Come racconta lo stesso Pellegrino, ispirandosi al libro Elogio della Fuga di Henri Laborit: “Non c’è una meta definita, piuttosto la volontà di esplorare nuovi linguaggi sonori che mantengono salde le radici partenopee, pur aprendosi a un’estetica musicale globale e contemporanea”.
Koinè, parola greca che significa linguaggio comune, rappresenta un vero e proprio linguaggio senza confini che diventa unificante. Un’esperienza immersiva che parte dai vicoli dalla scena musicale partenopea degli anni ’70 e ’80 (la Naples-power dei vari Pino Daniele, Enzo Avitabile e James Senese) per abbracciare paesi lontani: dall’Africa maghrebina al Sud America, passando per l’ambiente clubbing di Berlino e le cuevas dei quartieri gitani di Granada, con epicentro viscerale le falde del Vesuvio.
Come un ponte evocativo e immaginario che unisce passato e presente, retromania e sperimentazione, appocundria e allegria, radici napoletane e culture di altre latitudini, Koinè si accende di sensazioni, contaminazioni, derivazioni e libertà sonora, godendo di tutta quella ricchezza eterogenea e mettendo in musica quella forza che serve a oltrepassare le barriere, oltre che a reagire di fronte a certe dinamiche sconfortanti dell’attualità.

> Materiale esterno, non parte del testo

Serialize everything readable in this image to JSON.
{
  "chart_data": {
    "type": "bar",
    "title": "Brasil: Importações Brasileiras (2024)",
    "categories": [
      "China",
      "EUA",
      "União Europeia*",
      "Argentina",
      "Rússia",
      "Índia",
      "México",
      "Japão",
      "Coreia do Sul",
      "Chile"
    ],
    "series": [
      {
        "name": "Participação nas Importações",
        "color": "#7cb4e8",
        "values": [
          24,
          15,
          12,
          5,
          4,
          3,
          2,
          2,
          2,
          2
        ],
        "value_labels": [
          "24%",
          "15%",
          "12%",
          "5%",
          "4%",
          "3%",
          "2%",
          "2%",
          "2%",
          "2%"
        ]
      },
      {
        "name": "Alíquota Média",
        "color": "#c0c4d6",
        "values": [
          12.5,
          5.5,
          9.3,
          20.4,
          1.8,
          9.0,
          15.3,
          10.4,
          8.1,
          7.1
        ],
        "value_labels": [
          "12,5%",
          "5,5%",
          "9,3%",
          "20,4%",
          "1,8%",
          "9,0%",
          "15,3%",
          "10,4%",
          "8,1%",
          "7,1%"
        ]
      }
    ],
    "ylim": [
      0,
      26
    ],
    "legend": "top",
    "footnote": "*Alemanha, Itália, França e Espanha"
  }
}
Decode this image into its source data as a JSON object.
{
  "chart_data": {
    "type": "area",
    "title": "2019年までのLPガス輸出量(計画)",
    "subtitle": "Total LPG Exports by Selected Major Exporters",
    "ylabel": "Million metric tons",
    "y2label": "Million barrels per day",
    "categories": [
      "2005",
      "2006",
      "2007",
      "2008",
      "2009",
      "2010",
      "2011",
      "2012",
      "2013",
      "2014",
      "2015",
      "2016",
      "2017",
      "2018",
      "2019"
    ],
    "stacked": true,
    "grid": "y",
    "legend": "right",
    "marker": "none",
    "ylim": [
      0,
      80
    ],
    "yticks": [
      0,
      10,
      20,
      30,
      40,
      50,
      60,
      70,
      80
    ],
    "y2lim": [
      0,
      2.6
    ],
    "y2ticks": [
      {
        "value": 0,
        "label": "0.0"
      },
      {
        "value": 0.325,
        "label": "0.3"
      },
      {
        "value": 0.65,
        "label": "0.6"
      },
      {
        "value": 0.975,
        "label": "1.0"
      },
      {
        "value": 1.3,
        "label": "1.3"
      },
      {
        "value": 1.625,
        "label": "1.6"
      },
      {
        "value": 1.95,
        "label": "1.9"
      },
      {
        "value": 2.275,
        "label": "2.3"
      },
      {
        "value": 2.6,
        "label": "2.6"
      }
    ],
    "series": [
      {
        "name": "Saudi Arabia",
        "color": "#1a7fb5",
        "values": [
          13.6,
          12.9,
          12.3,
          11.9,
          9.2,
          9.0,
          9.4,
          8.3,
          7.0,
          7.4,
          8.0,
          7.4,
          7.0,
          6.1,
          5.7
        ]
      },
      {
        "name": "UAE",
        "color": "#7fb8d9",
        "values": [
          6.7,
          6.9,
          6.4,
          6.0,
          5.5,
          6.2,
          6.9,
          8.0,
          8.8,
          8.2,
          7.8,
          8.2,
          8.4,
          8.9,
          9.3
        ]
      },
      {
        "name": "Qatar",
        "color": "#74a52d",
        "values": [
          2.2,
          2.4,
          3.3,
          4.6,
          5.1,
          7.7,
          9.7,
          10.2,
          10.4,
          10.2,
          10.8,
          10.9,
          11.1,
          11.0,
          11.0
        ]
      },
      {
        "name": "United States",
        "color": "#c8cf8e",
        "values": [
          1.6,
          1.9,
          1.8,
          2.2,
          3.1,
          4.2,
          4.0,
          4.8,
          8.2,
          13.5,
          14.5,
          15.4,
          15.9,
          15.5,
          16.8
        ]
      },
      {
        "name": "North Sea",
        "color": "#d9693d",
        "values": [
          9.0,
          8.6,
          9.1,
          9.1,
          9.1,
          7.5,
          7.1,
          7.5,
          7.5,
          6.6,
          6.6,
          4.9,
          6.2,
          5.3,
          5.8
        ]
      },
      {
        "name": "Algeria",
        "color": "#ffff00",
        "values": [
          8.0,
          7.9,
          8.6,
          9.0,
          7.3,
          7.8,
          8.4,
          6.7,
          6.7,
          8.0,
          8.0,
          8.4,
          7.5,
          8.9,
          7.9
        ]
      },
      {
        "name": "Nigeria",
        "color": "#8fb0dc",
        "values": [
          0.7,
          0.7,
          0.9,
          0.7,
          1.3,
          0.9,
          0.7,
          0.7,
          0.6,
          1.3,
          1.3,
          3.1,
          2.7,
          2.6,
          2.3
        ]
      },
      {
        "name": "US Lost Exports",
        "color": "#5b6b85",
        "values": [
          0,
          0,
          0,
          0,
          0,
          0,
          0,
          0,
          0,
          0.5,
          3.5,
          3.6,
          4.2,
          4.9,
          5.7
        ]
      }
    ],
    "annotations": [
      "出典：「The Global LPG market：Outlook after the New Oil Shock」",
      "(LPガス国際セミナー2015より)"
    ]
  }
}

Con l’idea di una Napoli internazionale, sospesa tra sogno e realtà, luci e ombre, aspettative e disillusione, nel mito della sirena Parthenope e nel miraggio di quel canto così intenso, seduttivo e sfuggente, atmosfere mediterranee e potenza comunicativa del dialetto napoletano si fondono a percussioni etniche e tribali, dando vita a un dancefloor globale nel quale confluiscono synth-pop e disco music, l’anima latina dei soleggiati ritmi caraibici e tropicali, l’incantesimo malinconico del folk andaluso, finendo per mescolarsi al pop-funk psichedelico di Alan Sorrenti e Level 42 e a levigate frenesie jazz-funk alla Herbie Hancock.

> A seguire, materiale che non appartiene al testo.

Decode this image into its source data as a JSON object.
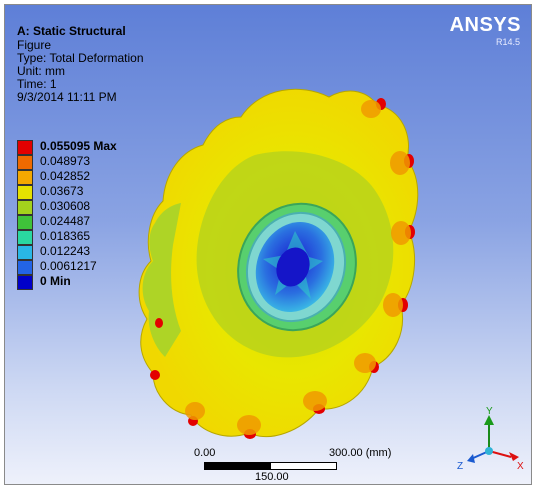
{
  "header": {
    "title": "A: Static Structural",
    "lines": [
      "Figure",
      "Type: Total Deformation",
      "Unit: mm",
      "Time: 1",
      "9/3/2014 11:11 PM"
    ]
  },
  "brand": {
    "name": "ANSYS",
    "version": "R14.5"
  },
  "legend": {
    "items": [
      {
        "label": "0.055095 Max",
        "color": "#e30000",
        "bold": true
      },
      {
        "label": "0.048973",
        "color": "#ef6a00"
      },
      {
        "label": "0.042852",
        "color": "#f4a800"
      },
      {
        "label": "0.03673",
        "color": "#e6e100"
      },
      {
        "label": "0.030608",
        "color": "#a4d21c"
      },
      {
        "label": "0.024487",
        "color": "#3fc23a"
      },
      {
        "label": "0.018365",
        "color": "#2ad7a0"
      },
      {
        "label": "0.012243",
        "color": "#29b7e6"
      },
      {
        "label": "0.0061217",
        "color": "#2364e6"
      },
      {
        "label": "0 Min",
        "color": "#0000c8",
        "bold": true
      }
    ]
  },
  "scale": {
    "left": "0.00",
    "right": "300.00 (mm)",
    "mid": "150.00"
  },
  "triad": {
    "y": "Y",
    "x": "X",
    "z": "Z"
  }
}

Un melting-pot sonico che si riflette anche nella condotta tematica degli otto brani della release: sotto l’aspetto testuale, Pellegrino & Zodyaco indugia sul concetto di fuga come atto liberatorio e rotta alternativa per evitare il conformismo dei nostri tempi.

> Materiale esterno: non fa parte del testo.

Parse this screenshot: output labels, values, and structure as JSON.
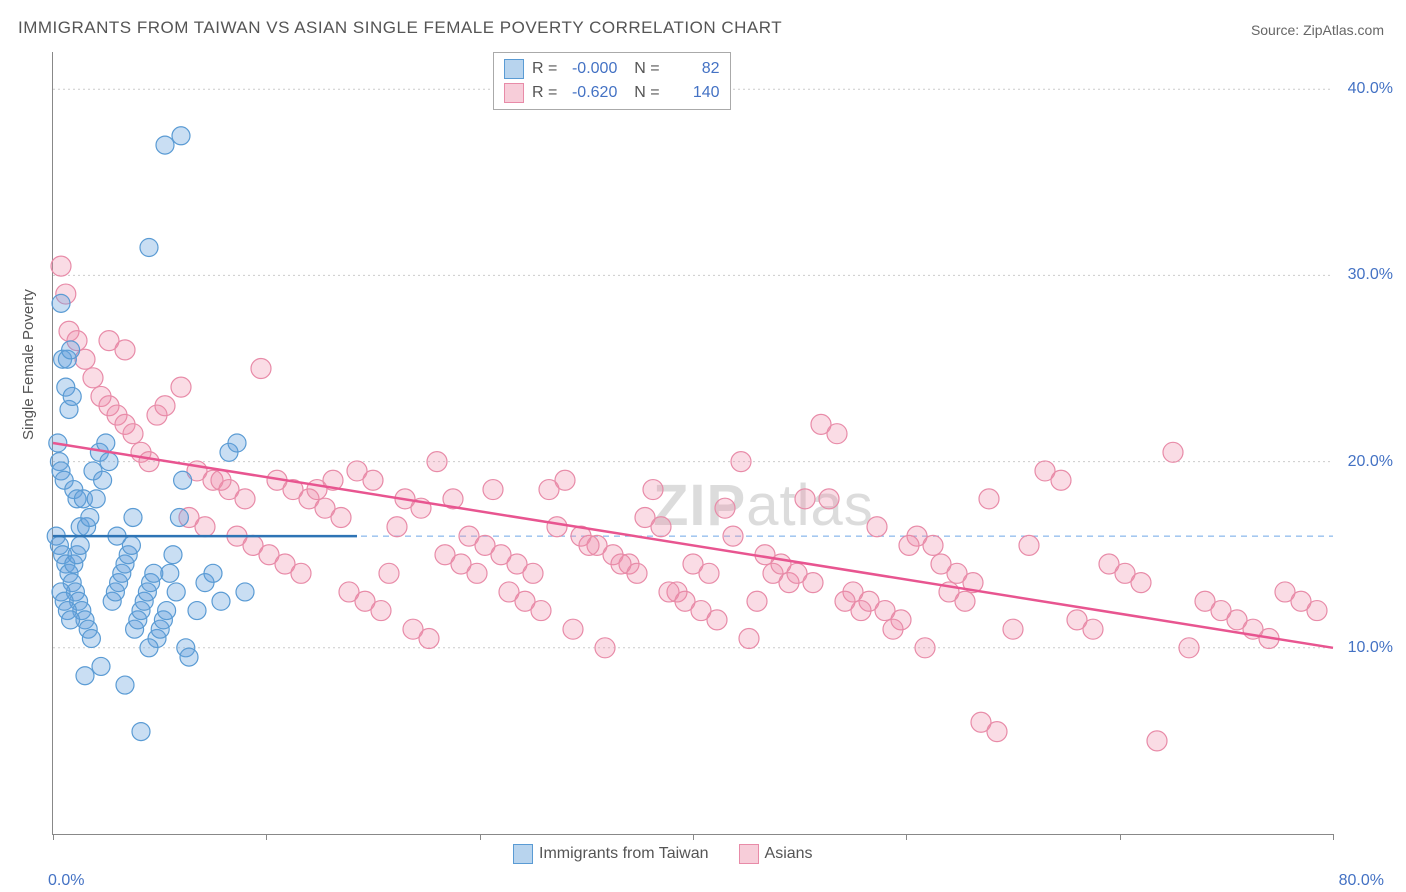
{
  "title": "IMMIGRANTS FROM TAIWAN VS ASIAN SINGLE FEMALE POVERTY CORRELATION CHART",
  "source": "Source: ZipAtlas.com",
  "watermark_a": "ZIP",
  "watermark_b": "atlas",
  "chart": {
    "type": "scatter",
    "ylabel": "Single Female Poverty",
    "xlim": [
      0,
      80
    ],
    "ylim": [
      0,
      42
    ],
    "ytick_values": [
      10,
      20,
      30,
      40
    ],
    "ytick_labels": [
      "10.0%",
      "20.0%",
      "30.0%",
      "40.0%"
    ],
    "xtick_values": [
      0,
      13.33,
      26.67,
      40,
      53.33,
      66.67,
      80
    ],
    "xtick_labels_left": "0.0%",
    "xtick_labels_right": "80.0%",
    "dashed_ref_y": 16.0,
    "background": "#ffffff",
    "grid_color": "#cccccc",
    "axis_label_color": "#4472c4",
    "axis_label_fontsize": 16
  },
  "series": [
    {
      "name": "Immigrants from Taiwan",
      "color_fill": "rgba(99,160,220,0.35)",
      "color_stroke": "#5a9bd4",
      "swatch_fill": "#b8d4ee",
      "swatch_border": "#5a9bd4",
      "R": "-0.000",
      "N": "82",
      "marker_radius": 9,
      "trend": {
        "x1": 0,
        "y1": 16.0,
        "x2": 19,
        "y2": 16.0,
        "color": "#2e74b5",
        "width": 2.5
      },
      "points": [
        [
          0.5,
          28.5
        ],
        [
          0.6,
          25.5
        ],
        [
          0.8,
          24.0
        ],
        [
          1.0,
          22.8
        ],
        [
          1.2,
          23.5
        ],
        [
          0.3,
          21.0
        ],
        [
          0.4,
          20.0
        ],
        [
          0.5,
          19.5
        ],
        [
          0.7,
          19.0
        ],
        [
          0.9,
          25.5
        ],
        [
          1.1,
          26.0
        ],
        [
          1.3,
          18.5
        ],
        [
          1.5,
          18.0
        ],
        [
          1.7,
          16.5
        ],
        [
          0.2,
          16.0
        ],
        [
          0.4,
          15.5
        ],
        [
          0.6,
          15.0
        ],
        [
          0.8,
          14.5
        ],
        [
          1.0,
          14.0
        ],
        [
          1.2,
          13.5
        ],
        [
          1.4,
          13.0
        ],
        [
          1.6,
          12.5
        ],
        [
          1.8,
          12.0
        ],
        [
          2.0,
          11.5
        ],
        [
          2.2,
          11.0
        ],
        [
          2.4,
          10.5
        ],
        [
          0.5,
          13.0
        ],
        [
          0.7,
          12.5
        ],
        [
          0.9,
          12.0
        ],
        [
          1.1,
          11.5
        ],
        [
          1.3,
          14.5
        ],
        [
          1.5,
          15.0
        ],
        [
          1.7,
          15.5
        ],
        [
          1.9,
          18.0
        ],
        [
          2.1,
          16.5
        ],
        [
          2.3,
          17.0
        ],
        [
          2.5,
          19.5
        ],
        [
          2.7,
          18.0
        ],
        [
          2.9,
          20.5
        ],
        [
          3.1,
          19.0
        ],
        [
          3.3,
          21.0
        ],
        [
          3.5,
          20.0
        ],
        [
          3.7,
          12.5
        ],
        [
          3.9,
          13.0
        ],
        [
          4.1,
          13.5
        ],
        [
          4.3,
          14.0
        ],
        [
          4.5,
          14.5
        ],
        [
          4.7,
          15.0
        ],
        [
          4.9,
          15.5
        ],
        [
          5.1,
          11.0
        ],
        [
          5.3,
          11.5
        ],
        [
          5.5,
          12.0
        ],
        [
          5.7,
          12.5
        ],
        [
          5.9,
          13.0
        ],
        [
          6.1,
          13.5
        ],
        [
          6.3,
          14.0
        ],
        [
          6.5,
          10.5
        ],
        [
          6.7,
          11.0
        ],
        [
          6.9,
          11.5
        ],
        [
          7.1,
          12.0
        ],
        [
          7.3,
          14.0
        ],
        [
          7.5,
          15.0
        ],
        [
          7.7,
          13.0
        ],
        [
          7.9,
          17.0
        ],
        [
          8.1,
          19.0
        ],
        [
          8.3,
          10.0
        ],
        [
          8.5,
          9.5
        ],
        [
          9.0,
          12.0
        ],
        [
          9.5,
          13.5
        ],
        [
          10.0,
          14.0
        ],
        [
          10.5,
          12.5
        ],
        [
          11.0,
          20.5
        ],
        [
          11.5,
          21.0
        ],
        [
          12.0,
          13.0
        ],
        [
          4.0,
          16.0
        ],
        [
          5.0,
          17.0
        ],
        [
          6.0,
          10.0
        ],
        [
          2.0,
          8.5
        ],
        [
          3.0,
          9.0
        ],
        [
          4.5,
          8.0
        ],
        [
          7.0,
          37.0
        ],
        [
          8.0,
          37.5
        ],
        [
          6.0,
          31.5
        ],
        [
          5.5,
          5.5
        ]
      ]
    },
    {
      "name": "Asians",
      "color_fill": "rgba(240,140,170,0.30)",
      "color_stroke": "#e88ba8",
      "swatch_fill": "#f7cdd9",
      "swatch_border": "#e88ba8",
      "R": "-0.620",
      "N": "140",
      "marker_radius": 10,
      "trend": {
        "x1": 0,
        "y1": 21.0,
        "x2": 80,
        "y2": 10.0,
        "color": "#e85590",
        "width": 2.5
      },
      "points": [
        [
          0.5,
          30.5
        ],
        [
          0.8,
          29.0
        ],
        [
          1.0,
          27.0
        ],
        [
          1.5,
          26.5
        ],
        [
          2.0,
          25.5
        ],
        [
          2.5,
          24.5
        ],
        [
          3.0,
          23.5
        ],
        [
          3.5,
          23.0
        ],
        [
          4.0,
          22.5
        ],
        [
          4.5,
          22.0
        ],
        [
          5.0,
          21.5
        ],
        [
          5.5,
          20.5
        ],
        [
          6.0,
          20.0
        ],
        [
          6.5,
          22.5
        ],
        [
          7.0,
          23.0
        ],
        [
          8.0,
          24.0
        ],
        [
          9.0,
          19.5
        ],
        [
          10.0,
          19.0
        ],
        [
          11.0,
          18.5
        ],
        [
          12.0,
          18.0
        ],
        [
          13.0,
          25.0
        ],
        [
          14.0,
          19.0
        ],
        [
          15.0,
          18.5
        ],
        [
          16.0,
          18.0
        ],
        [
          17.0,
          17.5
        ],
        [
          18.0,
          17.0
        ],
        [
          19.0,
          19.5
        ],
        [
          20.0,
          19.0
        ],
        [
          21.0,
          14.0
        ],
        [
          22.0,
          18.0
        ],
        [
          23.0,
          17.5
        ],
        [
          24.0,
          20.0
        ],
        [
          25.0,
          18.0
        ],
        [
          26.0,
          16.0
        ],
        [
          27.0,
          15.5
        ],
        [
          28.0,
          15.0
        ],
        [
          29.0,
          14.5
        ],
        [
          30.0,
          14.0
        ],
        [
          31.0,
          18.5
        ],
        [
          32.0,
          19.0
        ],
        [
          33.0,
          16.0
        ],
        [
          34.0,
          15.5
        ],
        [
          35.0,
          15.0
        ],
        [
          36.0,
          14.5
        ],
        [
          37.0,
          17.0
        ],
        [
          38.0,
          16.5
        ],
        [
          39.0,
          13.0
        ],
        [
          40.0,
          14.5
        ],
        [
          41.0,
          14.0
        ],
        [
          42.0,
          17.5
        ],
        [
          43.0,
          20.0
        ],
        [
          44.0,
          12.5
        ],
        [
          45.0,
          14.0
        ],
        [
          46.0,
          13.5
        ],
        [
          47.0,
          18.0
        ],
        [
          48.0,
          22.0
        ],
        [
          49.0,
          21.5
        ],
        [
          50.0,
          13.0
        ],
        [
          51.0,
          12.5
        ],
        [
          52.0,
          12.0
        ],
        [
          53.0,
          11.5
        ],
        [
          54.0,
          16.0
        ],
        [
          55.0,
          15.5
        ],
        [
          56.0,
          13.0
        ],
        [
          57.0,
          12.5
        ],
        [
          58.0,
          6.0
        ],
        [
          59.0,
          5.5
        ],
        [
          60.0,
          11.0
        ],
        [
          61.0,
          15.5
        ],
        [
          62.0,
          19.5
        ],
        [
          63.0,
          19.0
        ],
        [
          64.0,
          11.5
        ],
        [
          65.0,
          11.0
        ],
        [
          66.0,
          14.5
        ],
        [
          67.0,
          14.0
        ],
        [
          68.0,
          13.5
        ],
        [
          69.0,
          5.0
        ],
        [
          70.0,
          20.5
        ],
        [
          71.0,
          10.0
        ],
        [
          72.0,
          12.5
        ],
        [
          73.0,
          12.0
        ],
        [
          74.0,
          11.5
        ],
        [
          75.0,
          11.0
        ],
        [
          76.0,
          10.5
        ],
        [
          77.0,
          13.0
        ],
        [
          78.0,
          12.5
        ],
        [
          79.0,
          12.0
        ],
        [
          3.5,
          26.5
        ],
        [
          4.5,
          26.0
        ],
        [
          8.5,
          17.0
        ],
        [
          9.5,
          16.5
        ],
        [
          10.5,
          19.0
        ],
        [
          11.5,
          16.0
        ],
        [
          12.5,
          15.5
        ],
        [
          13.5,
          15.0
        ],
        [
          14.5,
          14.5
        ],
        [
          15.5,
          14.0
        ],
        [
          16.5,
          18.5
        ],
        [
          17.5,
          19.0
        ],
        [
          18.5,
          13.0
        ],
        [
          19.5,
          12.5
        ],
        [
          20.5,
          12.0
        ],
        [
          21.5,
          16.5
        ],
        [
          22.5,
          11.0
        ],
        [
          23.5,
          10.5
        ],
        [
          24.5,
          15.0
        ],
        [
          25.5,
          14.5
        ],
        [
          26.5,
          14.0
        ],
        [
          27.5,
          18.5
        ],
        [
          28.5,
          13.0
        ],
        [
          29.5,
          12.5
        ],
        [
          30.5,
          12.0
        ],
        [
          31.5,
          16.5
        ],
        [
          32.5,
          11.0
        ],
        [
          33.5,
          15.5
        ],
        [
          34.5,
          10.0
        ],
        [
          35.5,
          14.5
        ],
        [
          36.5,
          14.0
        ],
        [
          37.5,
          18.5
        ],
        [
          38.5,
          13.0
        ],
        [
          39.5,
          12.5
        ],
        [
          40.5,
          12.0
        ],
        [
          41.5,
          11.5
        ],
        [
          42.5,
          16.0
        ],
        [
          43.5,
          10.5
        ],
        [
          44.5,
          15.0
        ],
        [
          45.5,
          14.5
        ],
        [
          46.5,
          14.0
        ],
        [
          47.5,
          13.5
        ],
        [
          48.5,
          18.0
        ],
        [
          49.5,
          12.5
        ],
        [
          50.5,
          12.0
        ],
        [
          51.5,
          16.5
        ],
        [
          52.5,
          11.0
        ],
        [
          53.5,
          15.5
        ],
        [
          54.5,
          10.0
        ],
        [
          55.5,
          14.5
        ],
        [
          56.5,
          14.0
        ],
        [
          57.5,
          13.5
        ],
        [
          58.5,
          18.0
        ]
      ]
    }
  ],
  "bottom_legend": {
    "items": [
      "Immigrants from Taiwan",
      "Asians"
    ]
  }
}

Un fuggire che, però, non è assolutamente fine a se stesso, bensì un’evasione costruttiva che si manifesta come strumento di sopravvivenza a tutto ciò che non ci lascia esprimere liberamente, sia nell’individuare l’essenza più intima delle cose sia nell’esigenza di riscoprire la bellezza di ciò che ci circonda (Pecché), cercando di ripartire da quello che siamo oggi, nonostante l’amaro dei ricordi, il tempo che passa e l’incertezza dei cambiamenti (Mario, Palepoli, Saditè).
D’altronde, il reale obiettivo del nostro viaggiare – inteso come percorso esistenziale – si dovrebbe focalizzare sul nutrimento continuo della nostra curiosità, per vedere quel che non si è visto e vedere di nuovo quel che si è già visto, e tracciarvi accanto altri cammini: dopotutto, come diceva José Saramago, la fine di un viaggio è soltanto l’inizio di un altro.